Некто Гитлер: Политика преступления - Себастьян Хафнер
Шрифт:
Интервал:
Закладка:
Это была крупнейшая и, как раз в силу своей бьющей в глаза очевидности, самая необъяснимая и необъясненная из ошибок Гитлера, в силу которых он в 1941 году и вырыл себе могилу. Такое впечатление, будто Гитлер после провала блицкрига понял, что победа недостижима и стал готовить поражение, причем поражение капитальное и катастрофическое. Потому что вряд ли он не понимал, что поражение становилось неизбежным, если к двум непобежденным врагам, Англии и России, прибавится еще один, чья мощь уже в то время была огромной.
До сих пор нет ни единого рационального объяснения этому, можно сказать, акту гитлеровского безумия. Если вдуматься, это было вежливое приглашение Америке вступить в войну против Германии. Ведь для активных действий против Америки у Гитлера не было никаких средств, у него не было даже таких бомбардировщиков, которые могли хотя бы уколоть заокеанскую страну. Этим приглашением в войну Гитлер сделал большой подарок американскому президенту Рузвельту. В течение года Рузвельт своей откровенной поддержкой Англии и прямыми военными действиями в Атлантике пытался спровоцировать Германию на войну – ту войну, которую Рузвельт, единственный из всех противников Гитлера, без всякого сомнения, очень хотел, поскольку полагал ее и неизбежной, и необходимой, но которую он сам не мог начать из-за сильного сопротивления в своей собственной стране. Гитлер – вполне разумно – в течение этого года, а то и больше не поддавался ни на какие американские провокации, напротив, делал все, чтобы Америка из-за угроз со стороны Японии, которую Гитлер и подбадривал, и укреплял, как можно дольше оставалась в стороне от европейской войны. Как раз в декабре 1941 года немецкую политику отвлечения Америки от участия в европейской войне ждал наибольший успех: 7 декабря 1941 года Япония, напав на американский флот в бухте Пёрл-Харбор, начала войну против США. Если бы Германия и дальше не поддавалась на провокации, как мог бы Рузвельт уговорить свой народ вступить в еще одну войну, кроме войны с Японией, – в войну с Германией, которая никакого урона Америке не нанесла? Как бы он объяснил эту войну американскому народу? Своим объявлением войны Гитлер сделал эту работу за Рузвельта.
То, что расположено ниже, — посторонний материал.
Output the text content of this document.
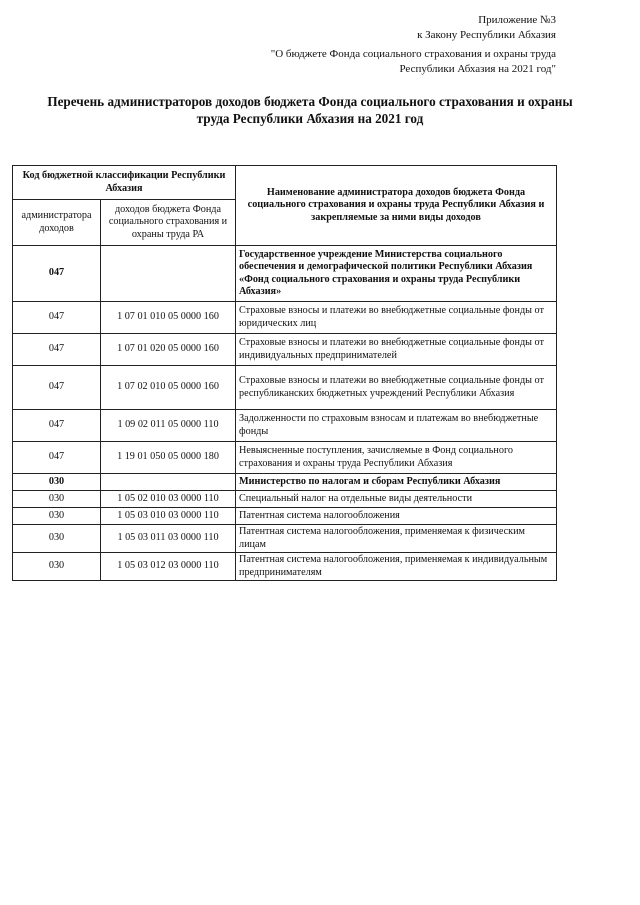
Приложение №3
к Закону Республики Абхазия
"О бюджете Фонда социального страхования и охраны труда
Республики Абхазия на 2021 год"
Перечень администраторов доходов бюджета Фонда социального страхования и охраны
труда Республики Абхазия на 2021 год
Код бюджетной классификации Республики Абхазия		Наименование администратора доходов бюджета Фонда социального страхования и охраны труда Республики Абхазия и закрепляемые за ними виды доходов
администратора доходов	доходов бюджета Фонда социального страхования и охраны труда РА	
047		Государственное учреждение Министерства социального обеспечения и демографической политики Республики Абхазия «Фонд социального страхования и охраны труда Республики Абхазия»
047	1 07 01 010 05 0000 160	Страховые взносы и платежи во внебюджетные социальные фонды от юридических лиц
047	1 07 01 020 05 0000 160	Страховые взносы и платежи во внебюджетные социальные фонды от индивидуальных предпринимателей
047	1 07 02 010 05 0000 160	Страховые взносы и платежи во внебюджетные социальные фонды от республиканских бюджетных учреждений Республики Абхазия
047	1 09 02 011 05 0000 110	Задолженности по страховым взносам и платежам во внебюджетные фонды
047	1 19 01 050 05 0000 180	Невыясненные поступления, зачисляемые в Фонд социального страхования и охраны труда Республики Абхазия
030		Министерство по налогам и сборам Республики Абхазия
030	1 05 02 010 03 0000 110	Специальный налог на отдельные виды деятельности
030	1 05 03 010 03 0000 110	Патентная система налогообложения
030	1 05 03 011 03 0000 110	Патентная система налогообложения, применяемая к физическим лицам
030	1 05 03 012 03 0000 110	Патентная система налогообложения, применяемая к индивидуальным предпринимателям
Из «нибелунговой» верности Японии? Об этом нечего и говорить всерьез. У Германии не было никаких обязательств перед Японией, которые вынудили бы рейх принять участие в войне, начатой Японией на свой страх и риск, – впрочем, верно и обратное утверждение[119]. Немецко-японско-итальянский тройственный пакт сентября 1940 года был чисто оборонительным союзом. Соответственно, ни Япония, ни Италия не приняли участие в агрессивной войне Гитлера против России[120]. Напротив, когда в апреле 1941 года будущая война с Советским Союзом была очевидна всем непредвзятым наблюдателям, Япония заключила с Россией договор о ненападении, который соблюдала строго и неукоснительно. Ведь это сибирские войска, снятые с русско-японской границы в Маньчжурии, остановили немецкое наступление под Москвой. Гитлер имел не только юридическое, но и моральное право отнестись к разразившейся войне Японии с Америкой как к удачному маневру, лишившему Америку шанса вступить в войну против Германии; он имел полное право с холодной усмешкой смотреть на войну Японии с Америкой так же, как японцы смотрели на его войну с Россией, тем более что он и не мог оказывать Японии никакой активной поддержки в войне. А то, что Гитлер не был тем человеком, который в политике руководствовался бы сентиментальными мотивами, – об этом и говорить не приходится.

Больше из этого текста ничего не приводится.